Interior and technology
The Ariya’s cabin treatment represents perhaps the most major departure from Nissan’s current range, with a radical layout that mixes higher-quality finishes and technology. No matter which trim level you choose, the dashboard is dominated by a pair of 12.3-inch screens – one is a central display for the infotainment system and the other is an adjacent digital instrument panel that sits ahead of the driver.
Nissan says the two screens can function independently or, when required, as one operating environment, allowing information to be ‘swiped’ between them. Voice control also features, via a digital assistant activated by the phrases ‘Hello Nissan’ and ‘Hey Nissan’. The dash itself features no physical buttons; they’ve been replaced by haptic touch-sensitive controls integrated into the smart grained material that runs across the fascia.
The Ariya’s system includes 4G connectivity and is the first ‘always-on’ Nissan that can receive over-the-air updates for everything from the infotainment system to the chassis and EV settings. Smartphone integration will allow appointments and climate control instructions to be fed to the car in advance of any journey, too.
The infotainment system features support for Amazon Alexa voice control. Nissan says this allows owners to remotely check the status of the Ariya’s battery pack and range. Using the same function, drivers can also activate household smart devices, such as lights and heating, using the Ariya’s infotainment system.

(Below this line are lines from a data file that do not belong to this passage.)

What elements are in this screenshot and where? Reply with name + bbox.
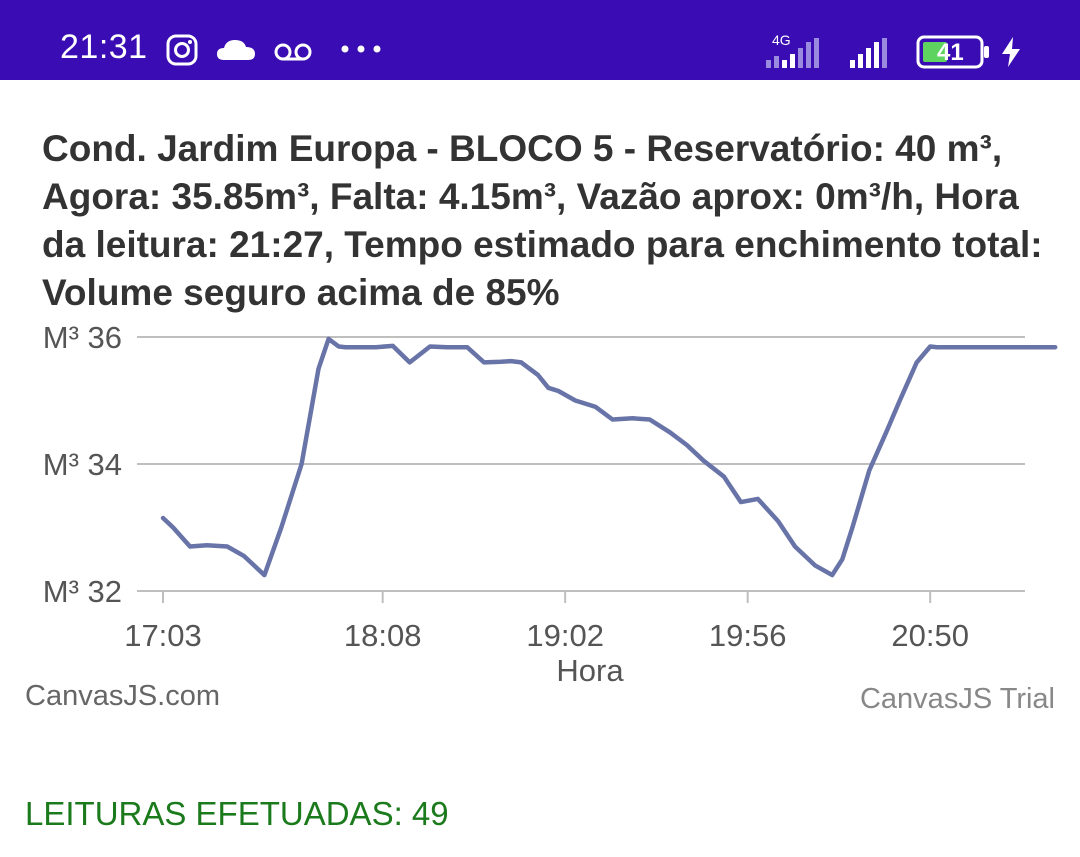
watermark-right: CanvasJS Trial xyxy=(860,683,1055,715)
x-tick-label: 19:02 xyxy=(526,618,604,653)
y-tick-label: M³ 32 xyxy=(43,574,122,609)
status-bar: 21:31 4G 41 xyxy=(0,0,1080,80)
more-dots-icon xyxy=(341,45,381,53)
page-title: Cond. Jardim Europa - BLOCO 5 - Reservat… xyxy=(42,128,1043,313)
charging-icon xyxy=(1002,37,1020,67)
signal-icon-2 xyxy=(850,38,887,68)
x-tick-label: 19:56 xyxy=(709,618,787,653)
readings-count: LEITURAS EFETUADAS: 49 xyxy=(25,795,449,832)
battery-icon xyxy=(916,35,989,69)
y-tick-label: M³ 34 xyxy=(43,447,122,482)
status-time: 21:31 xyxy=(60,28,148,66)
signal-icon xyxy=(766,38,819,68)
y-tick-label: M³ 36 xyxy=(43,320,122,355)
x-tick-label: 18:08 xyxy=(344,618,422,653)
network-type: 4G xyxy=(772,32,791,48)
x-tick-label: 17:03 xyxy=(124,618,202,653)
battery-level: 41 xyxy=(937,39,964,66)
cloud-icon xyxy=(217,40,255,60)
x-tick-label: 20:50 xyxy=(891,618,969,653)
chart: M³ 32 M³ 34 M³ 36 17:03 18:08 19:02 19:56 20:50… xyxy=(25,320,1058,715)
x-axis-title: Hora xyxy=(556,653,624,688)
watermark-left: CanvasJS.com xyxy=(25,680,220,712)
series-line xyxy=(160,336,1058,578)
instagram-icon xyxy=(166,34,198,66)
voicemail-icon xyxy=(274,43,312,61)
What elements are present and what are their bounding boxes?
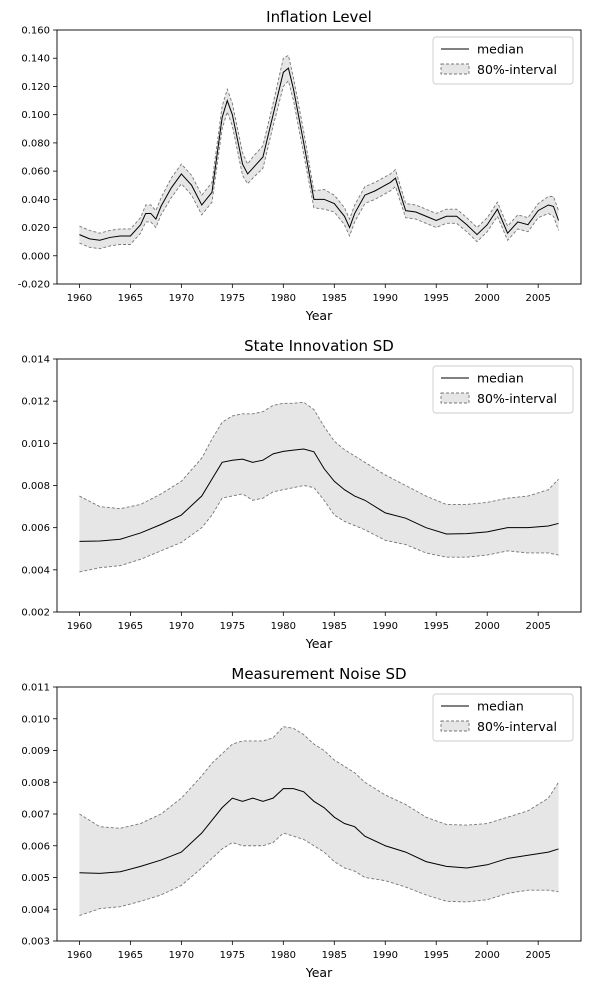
measurement-noise-lower-bound-line (79, 832, 559, 917)
inflation-chart: 1960 1965 1970 1975 1980 1985 1990 1995 2000 2005… (18, 8, 582, 323)
state-innovation-x-axis-label: Year (305, 636, 333, 651)
state-innovation-y-tick-label: 0.010 (21, 439, 50, 450)
inflation-x-tick-label: 1980 (271, 293, 296, 304)
inflation-x-axis-label: Year (305, 308, 333, 323)
inflation-y-tick-label: 0.140 (21, 54, 50, 65)
inflation-legend-interval-label: 80%-interval (477, 62, 557, 77)
state-innovation-x-tick-label: 1985 (322, 621, 347, 632)
state-innovation-lower-bound-line (79, 485, 559, 573)
measurement-noise-y-tick-label: 0.008 (21, 778, 50, 789)
state-innovation-x-tick-label: 2000 (474, 621, 499, 632)
measurement-noise-x-tick-label: 1965 (118, 950, 143, 961)
measurement-noise-chart: 1960 1965 1970 1975 1980 1985 1990 1995 2000 2005… (21, 665, 582, 980)
measurement-noise-x-tick-label: 1985 (322, 950, 347, 961)
measurement-noise-legend-interval-swatch (440, 720, 470, 732)
state-innovation-interval-band (79, 402, 559, 572)
inflation-y-tick-label: 0.120 (21, 82, 50, 93)
state-innovation-x-tick-label: 1980 (271, 621, 296, 632)
measurement-noise-y-tick-label: 0.006 (21, 841, 50, 852)
measurement-noise-y-tick-label: 0.011 (21, 683, 50, 694)
measurement-noise-x-tick-label: 1960 (67, 950, 92, 961)
inflation-y-tick-label: 0.080 (21, 138, 50, 149)
inflation-lower-bound-line (79, 79, 559, 250)
state-innovation-x-tick-label: 1965 (118, 621, 143, 632)
measurement-noise-x-axis-label: Year (305, 965, 333, 980)
inflation-upper-bound-line (79, 54, 559, 234)
measurement-noise-x-tick-label: 1995 (424, 950, 449, 961)
inflation-median-line (79, 67, 560, 241)
inflation-x-tick-label: 1960 (67, 293, 92, 304)
inflation-x-tick-label: 1975 (220, 293, 245, 304)
state-innovation-chart: 1960 1965 1970 1975 1980 1985 1990 1995 2000 2005… (21, 337, 582, 651)
inflation-legend-interval-swatch (440, 63, 470, 75)
inflation-y-tick-label: 0.160 (21, 26, 50, 37)
inflation-x-tick-label: 2000 (474, 293, 499, 304)
measurement-noise-y-tick-label: 0.010 (21, 714, 50, 725)
state-innovation-y-tick-label: 0.002 (21, 608, 50, 619)
measurement-noise-x-tick-label: 1990 (373, 950, 398, 961)
state-innovation-title: State Innovation SD (244, 337, 394, 355)
inflation-axes-frame (56, 29, 582, 285)
measurement-noise-legend-median-label: median (477, 699, 524, 714)
inflation-y-tick-label: 0.040 (21, 195, 50, 206)
state-innovation-upper-bound-line (79, 401, 559, 510)
state-innovation-x-tick-label: 2005 (525, 621, 550, 632)
inflation-x-tick-label: 1965 (118, 293, 143, 304)
state-innovation-legend-interval-swatch (440, 392, 470, 404)
measurement-noise-y-tick-label: 0.009 (21, 746, 50, 757)
measurement-noise-x-tick-label: 2005 (525, 950, 550, 961)
state-innovation-y-tick-label: 0.014 (21, 355, 50, 366)
state-innovation-x-tick-label: 1970 (169, 621, 194, 632)
state-innovation-x-tick-label: 1960 (67, 621, 92, 632)
state-innovation-y-tick-label: 0.012 (21, 397, 50, 408)
measurement-noise-title: Measurement Noise SD (231, 665, 406, 683)
state-innovation-x-tick-label: 1995 (424, 621, 449, 632)
state-innovation-median-line (79, 448, 559, 542)
inflation-x-tick-label: 1990 (373, 293, 398, 304)
measurement-noise-median-line (79, 788, 559, 874)
measurement-noise-legend-interval-label: 80%-interval (477, 719, 557, 734)
measurement-noise-y-tick-label: 0.004 (21, 905, 50, 916)
state-innovation-y-tick-label: 0.008 (21, 481, 50, 492)
state-innovation-legend-median-label: median (477, 371, 524, 386)
state-innovation-x-tick-label: 1975 (220, 621, 245, 632)
inflation-x-tick-label: 2005 (525, 293, 550, 304)
inflation-x-tick-label: 1995 (424, 293, 449, 304)
inflation-legend-median-label: median (477, 42, 524, 57)
inflation-y-tick-label: 0.000 (21, 251, 50, 262)
measurement-noise-upper-bound-line (79, 726, 559, 829)
measurement-noise-legend: median 80%-interval (432, 693, 574, 742)
measurement-noise-y-tick-label: 0.003 (21, 937, 50, 948)
state-innovation-legend: median 80%-interval (432, 365, 574, 414)
inflation-y-tick-label: 0.020 (21, 223, 50, 234)
measurement-noise-x-tick-label: 1980 (271, 950, 296, 961)
inflation-y-tick-label: -0.020 (18, 280, 50, 291)
state-innovation-x-tick-label: 1990 (373, 621, 398, 632)
measurement-noise-x-tick-label: 1975 (220, 950, 245, 961)
measurement-noise-x-tick-label: 2000 (474, 950, 499, 961)
state-innovation-y-tick-label: 0.004 (21, 565, 50, 576)
inflation-title: Inflation Level (266, 8, 372, 26)
inflation-x-tick-label: 1970 (169, 293, 194, 304)
state-innovation-legend-interval-label: 80%-interval (477, 391, 557, 406)
inflation-legend: median 80%-interval (432, 36, 574, 85)
measurement-noise-y-tick-label: 0.007 (21, 810, 50, 821)
state-innovation-y-tick-label: 0.006 (21, 523, 50, 534)
inflation-x-tick-label: 1985 (322, 293, 347, 304)
inflation-y-tick-label: 0.100 (21, 110, 50, 121)
measurement-noise-x-tick-label: 1970 (169, 950, 194, 961)
inflation-y-tick-label: 0.060 (21, 167, 50, 178)
measurement-noise-y-tick-label: 0.005 (21, 873, 50, 884)
measurement-noise-interval-band (79, 726, 559, 916)
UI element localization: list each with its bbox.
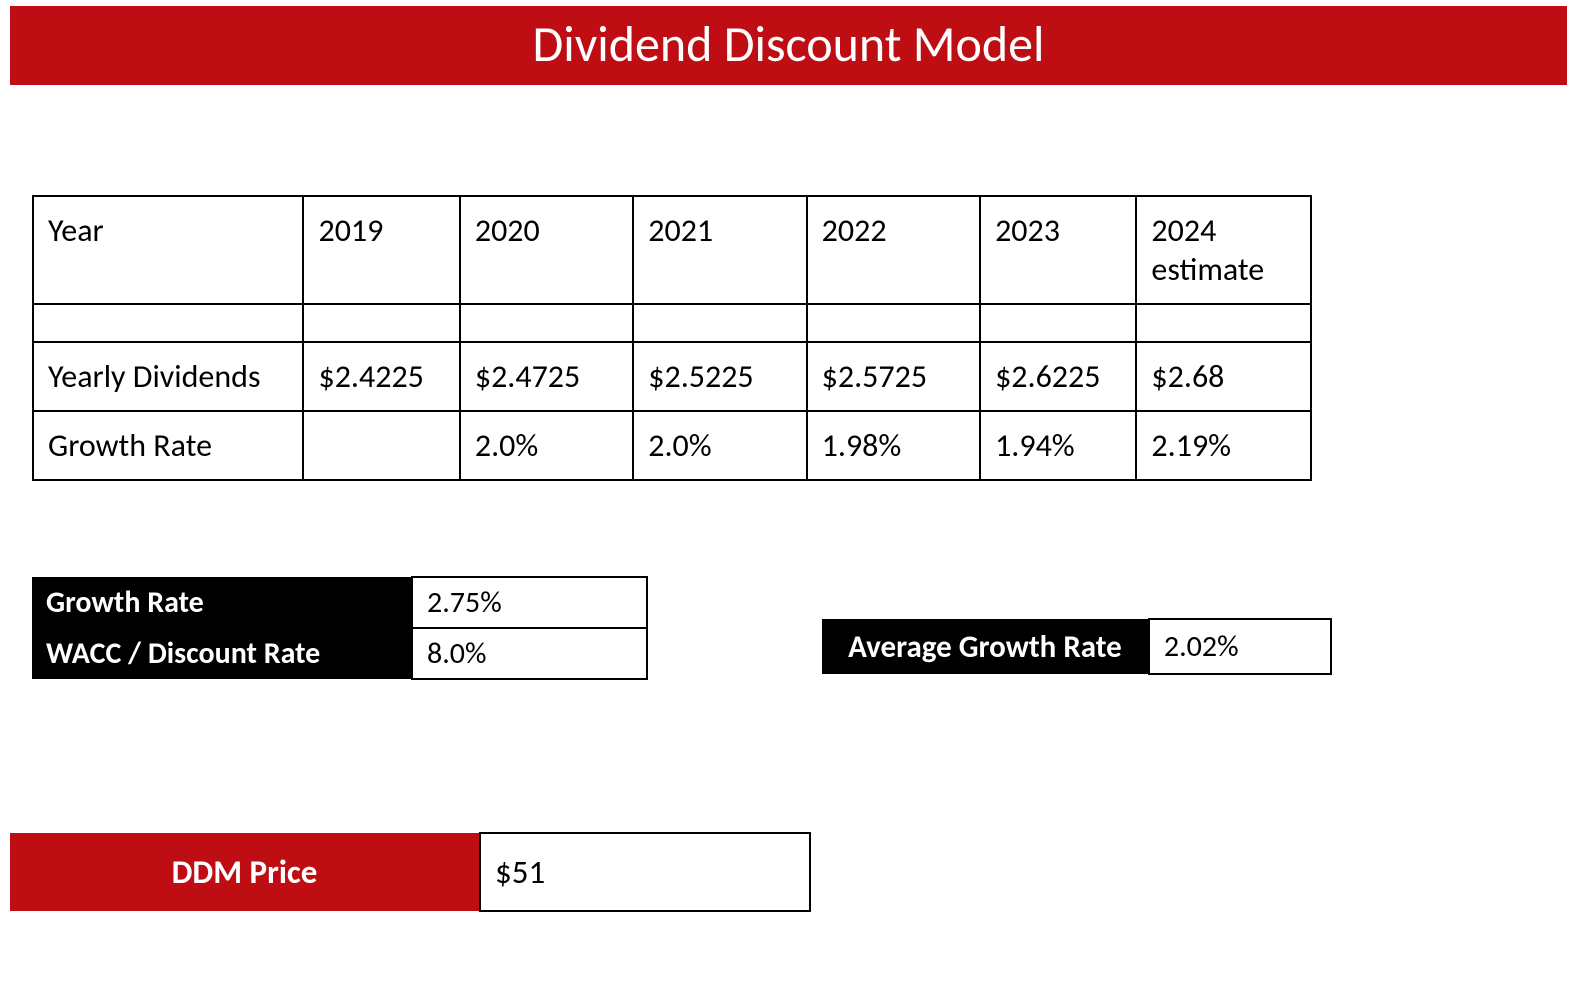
spacer-cell <box>460 304 633 342</box>
spacer-cell <box>303 304 459 342</box>
col-2020: 2020 <box>460 196 633 304</box>
dividend-2024: $2.68 <box>1136 342 1311 411</box>
dividend-2020: $2.4725 <box>460 342 633 411</box>
ddm-price-label: DDM Price <box>10 833 480 911</box>
growth-2023: 1.94% <box>980 411 1136 480</box>
dividends-table: Year 2019 2020 2021 2022 2023 2024 estim… <box>32 195 1312 481</box>
growth-2020: 2.0% <box>460 411 633 480</box>
param-wacc-value: 8.0% <box>412 628 647 679</box>
avg-growth-label: Average Growth Rate <box>822 619 1149 674</box>
param-row-growth-rate: Growth Rate 2.75% <box>32 577 647 628</box>
dividend-2022: $2.5725 <box>807 342 980 411</box>
col-2024-estimate: 2024 estimate <box>1136 196 1311 304</box>
avg-growth-value: 2.02% <box>1149 619 1331 674</box>
params-table: Growth Rate 2.75% WACC / Discount Rate 8… <box>32 576 648 680</box>
growth-2024: 2.19% <box>1136 411 1311 480</box>
param-row-wacc: WACC / Discount Rate 8.0% <box>32 628 647 679</box>
spacer-cell <box>980 304 1136 342</box>
table-spacer-row <box>33 304 1311 342</box>
spacer-cell <box>633 304 806 342</box>
params-section: Growth Rate 2.75% WACC / Discount Rate 8… <box>32 576 1332 680</box>
param-growth-rate-label: Growth Rate <box>32 577 412 628</box>
growth-2019 <box>303 411 459 480</box>
spacer-cell <box>807 304 980 342</box>
avg-growth-block: Average Growth Rate 2.02% <box>822 618 1332 675</box>
title-bar: Dividend Discount Model <box>10 6 1567 85</box>
dividend-2023: $2.6225 <box>980 342 1136 411</box>
ddm-price-table: DDM Price $51 <box>10 832 811 912</box>
row-label-dividends: Yearly Dividends <box>33 342 303 411</box>
avg-growth-table: Average Growth Rate 2.02% <box>822 618 1332 675</box>
avg-growth-row: Average Growth Rate 2.02% <box>822 619 1331 674</box>
dividend-2021: $2.5225 <box>633 342 806 411</box>
col-year-label: Year <box>33 196 303 304</box>
ddm-price-row: DDM Price $51 <box>10 833 810 911</box>
col-2019: 2019 <box>303 196 459 304</box>
param-wacc-label: WACC / Discount Rate <box>32 628 412 679</box>
col-2023: 2023 <box>980 196 1136 304</box>
page-title: Dividend Discount Model <box>532 14 1044 75</box>
table-header-row: Year 2019 2020 2021 2022 2023 2024 estim… <box>33 196 1311 304</box>
ddm-price-value: $51 <box>480 833 810 911</box>
spacer-cell <box>33 304 303 342</box>
table-row-dividends: Yearly Dividends $2.4225 $2.4725 $2.5225… <box>33 342 1311 411</box>
ddm-price-block: DDM Price $51 <box>10 832 811 912</box>
dividend-2019: $2.4225 <box>303 342 459 411</box>
row-label-growth: Growth Rate <box>33 411 303 480</box>
params-left-block: Growth Rate 2.75% WACC / Discount Rate 8… <box>32 576 648 680</box>
growth-2022: 1.98% <box>807 411 980 480</box>
col-2022: 2022 <box>807 196 980 304</box>
col-2021: 2021 <box>633 196 806 304</box>
table-row-growth: Growth Rate 2.0% 2.0% 1.98% 1.94% 2.19% <box>33 411 1311 480</box>
growth-2021: 2.0% <box>633 411 806 480</box>
spacer-cell <box>1136 304 1311 342</box>
param-growth-rate-value: 2.75% <box>412 577 647 628</box>
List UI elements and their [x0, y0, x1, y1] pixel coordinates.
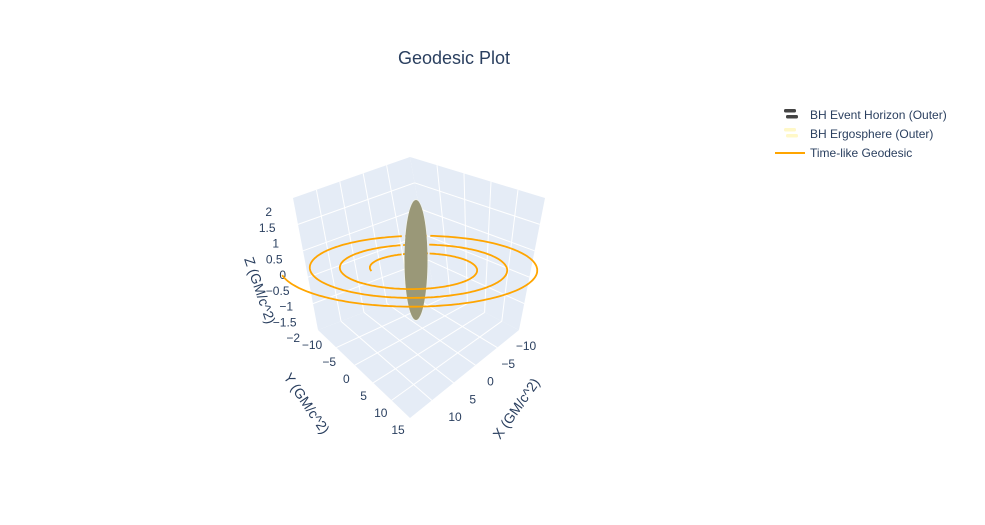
legend-label-geodesic: Time-like Geodesic [810, 146, 912, 160]
x-tick-label: 5 [469, 392, 476, 406]
grid-line-x-wall [484, 181, 492, 313]
grid-line-floor-b [391, 320, 503, 401]
z-tick-label: −2 [286, 331, 300, 345]
grid-line-y-wall [339, 181, 365, 313]
z-tick-label: 2 [265, 205, 272, 219]
x-tick-label: 10 [448, 410, 462, 424]
legend-item-ergosphere[interactable]: BH Ergosphere (Outer) [784, 127, 933, 141]
y-tick-label: 10 [374, 406, 388, 420]
grid-line-floor-a [340, 320, 433, 401]
z-tick-label: −1.5 [273, 315, 297, 329]
y-tick-label: 5 [360, 389, 367, 403]
grid-line-x-wall [501, 189, 519, 322]
bh-event-horizon-surface[interactable] [404, 200, 428, 320]
x-tick-label: −5 [501, 357, 515, 371]
x-axis-label: X (GM/c^2) [489, 375, 542, 442]
pane-left-wall [293, 157, 433, 330]
y-tick-label: −10 [302, 338, 323, 352]
grid-line-z-right [419, 208, 535, 252]
grid-line-floor-b [372, 311, 485, 384]
grid-line-floor-a [363, 312, 454, 384]
chart-title: Geodesic Plot [398, 48, 510, 68]
z-tick-label: 0.5 [266, 252, 283, 266]
legend-label-ergosphere: BH Ergosphere (Outer) [810, 127, 933, 141]
grid-line-floor-b [354, 303, 468, 366]
z-tick-label: −1 [279, 300, 293, 314]
grid-line-floor-a [409, 294, 498, 349]
z-tick-label: −0.5 [266, 284, 290, 298]
legend-item-event-horizon[interactable]: BH Event Horizon (Outer) [784, 108, 947, 122]
legend-item-geodesic[interactable]: Time-like Geodesic [775, 146, 912, 160]
legend-label-event-horizon: BH Event Horizon (Outer) [810, 108, 947, 122]
x-tick-label: −10 [516, 339, 537, 353]
pane-floor [318, 286, 519, 418]
z-tick-label: 1.5 [259, 221, 276, 235]
grid-line-z-left [297, 182, 415, 225]
grid-line-z-left [307, 233, 424, 278]
grid-line-z-right [423, 233, 530, 278]
surface-swatch-icon [784, 109, 798, 119]
x-tick-label: 0 [487, 375, 494, 389]
y-tick-label: 0 [343, 372, 350, 386]
y-tick-label: 15 [391, 423, 405, 437]
y-axis-label: Y (GM/c^2) [281, 370, 333, 437]
grid-line-floor-b [336, 294, 451, 349]
surface-swatch-icon [784, 128, 798, 138]
grid-line-z-right [428, 259, 525, 305]
z-tick-label: 1 [272, 237, 279, 251]
grid-line-z-left [302, 208, 420, 252]
grid-line-x-wall [436, 165, 451, 295]
x-axis-ticks: −10−5 05 10 [448, 339, 536, 424]
legend[interactable]: BH Event Horizon (Outer) BH Ergosphere (… [775, 108, 947, 160]
grid-line-floor-a [386, 303, 476, 366]
grid-line-z-right [414, 182, 540, 225]
geodesic-front-segment[interactable] [281, 234, 539, 308]
y-tick-label: −5 [322, 355, 336, 369]
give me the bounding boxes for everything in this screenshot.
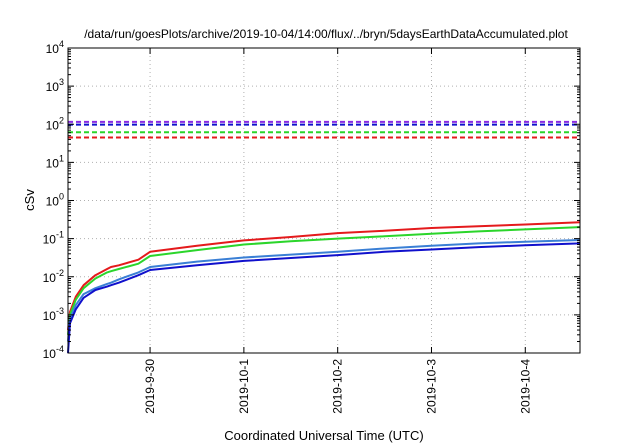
x-tick-label: 2019-10-4: [518, 359, 532, 414]
y-tick-exponent: 1: [59, 153, 64, 163]
y-tick-base: 10: [46, 195, 60, 209]
x-tick-label: 2019-9-30: [143, 359, 157, 414]
y-tick-exponent: 0: [59, 192, 64, 202]
y-tick-label: 101: [46, 153, 64, 170]
y-tick-base: 10: [46, 42, 60, 56]
x-tick-label: 2019-10-1: [237, 359, 251, 414]
y-tick-base: 10: [46, 80, 60, 94]
series-line: [67, 221, 581, 331]
y-tick-label: 104: [46, 39, 64, 56]
x-axis-label: Coordinated Universal Time (UTC): [224, 428, 423, 443]
chart-title: /data/run/goesPlots/archive/2019-10-04/1…: [84, 27, 568, 41]
y-tick-label: 10-4: [43, 344, 64, 361]
x-tick-label: 2019-10-2: [331, 359, 345, 414]
y-tick-label: 10-1: [43, 230, 64, 247]
y-tick-base: 10: [46, 156, 60, 170]
ticks: 10-410-310-210-11001011021031042019-9-30…: [43, 39, 580, 414]
y-tick-label: 10-3: [43, 306, 64, 323]
y-tick-label: 103: [46, 77, 64, 94]
y-tick-exponent: -4: [56, 344, 64, 354]
y-tick-exponent: 3: [59, 77, 64, 87]
series-line: [67, 226, 581, 335]
series-group: [67, 120, 581, 354]
y-axis-label: cSv: [22, 189, 37, 211]
y-tick-exponent: -3: [56, 306, 64, 316]
y-tick-base: 10: [46, 118, 60, 132]
y-tick-label: 10-2: [43, 268, 64, 285]
y-tick-label: 100: [46, 192, 64, 209]
y-tick-base: 10: [43, 309, 57, 323]
y-tick-base: 10: [43, 233, 57, 247]
x-tick-label: 2019-10-3: [424, 359, 438, 414]
y-tick-exponent: -1: [56, 230, 64, 240]
y-tick-base: 10: [43, 271, 57, 285]
y-tick-exponent: -2: [56, 268, 64, 278]
y-tick-base: 10: [43, 347, 57, 361]
y-tick-label: 102: [46, 115, 64, 132]
series-line: [67, 239, 581, 342]
y-tick-exponent: 2: [59, 115, 64, 125]
series-line: [67, 242, 581, 354]
y-tick-exponent: 4: [59, 39, 64, 49]
grid: [68, 48, 580, 353]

Elsewhere in the cabin, there’s extensive use of either plush materials or simple, textured surfaces; the overall look is considerably more premium than any Nissan we’ve seen before. Under the instrument panel there’s a storage box that incorporates a slide-out tray that can turn the front cabin into a mobile office. And the flat floor and relatively long wheelbase should deliver good space for rear-seat passengers.
The boot capacity is 466 litres on two-wheel-drive cars, but e-4ORCE models lose a little of that because of the additional motor; their load bay stands at 408 litres.
Prices and specs
For £41,845, the Ariya Advance offers all the aforementioned kit, and an interior trimmed in black synthetic leather with fabric inserts. The two-wheel drive Evolve model gains a 22kW charger, a Bose stereo and an electric panoramic sunroof for £51,090.
Evolve models can also be specified with black or grey synthetic leather upholstery, or blue Nappa leather. A set of 20-inch alloy wheels - unavailable with the Ariya Advance - can be optioned, too, as well as the Sport Pack. This bundles the 20-inch alloy wheels with the blue Nappa leather interior for a small cost saving. The e-4ORCE Evolve offers the same kit list and commands a £2,700 premium.
The range-topping Ariya e-4ORCE Performance costs from £58,440, and includes the most extensive standard equipment list: blue Nappa leather upholstery, 20-inch alloys and the Bose sound system are all fitted as standard. A head-up display and ‘intelligent’ rearview mirror also feature.
Nissan predicts strong residuals for the Ariya compared with its rivals; pricing experts CAP HPI expect the car to retain 57 per cent of its value over three years and 30,000 miles. The Ariya can also be ordered on a PCP scheme, with monthly payments starting from £629 for the Evolve model with 5.81 per cent APR and a £6,616 deposit. This offer is over a 37-month contract, with an annual mileage limit of 10,000.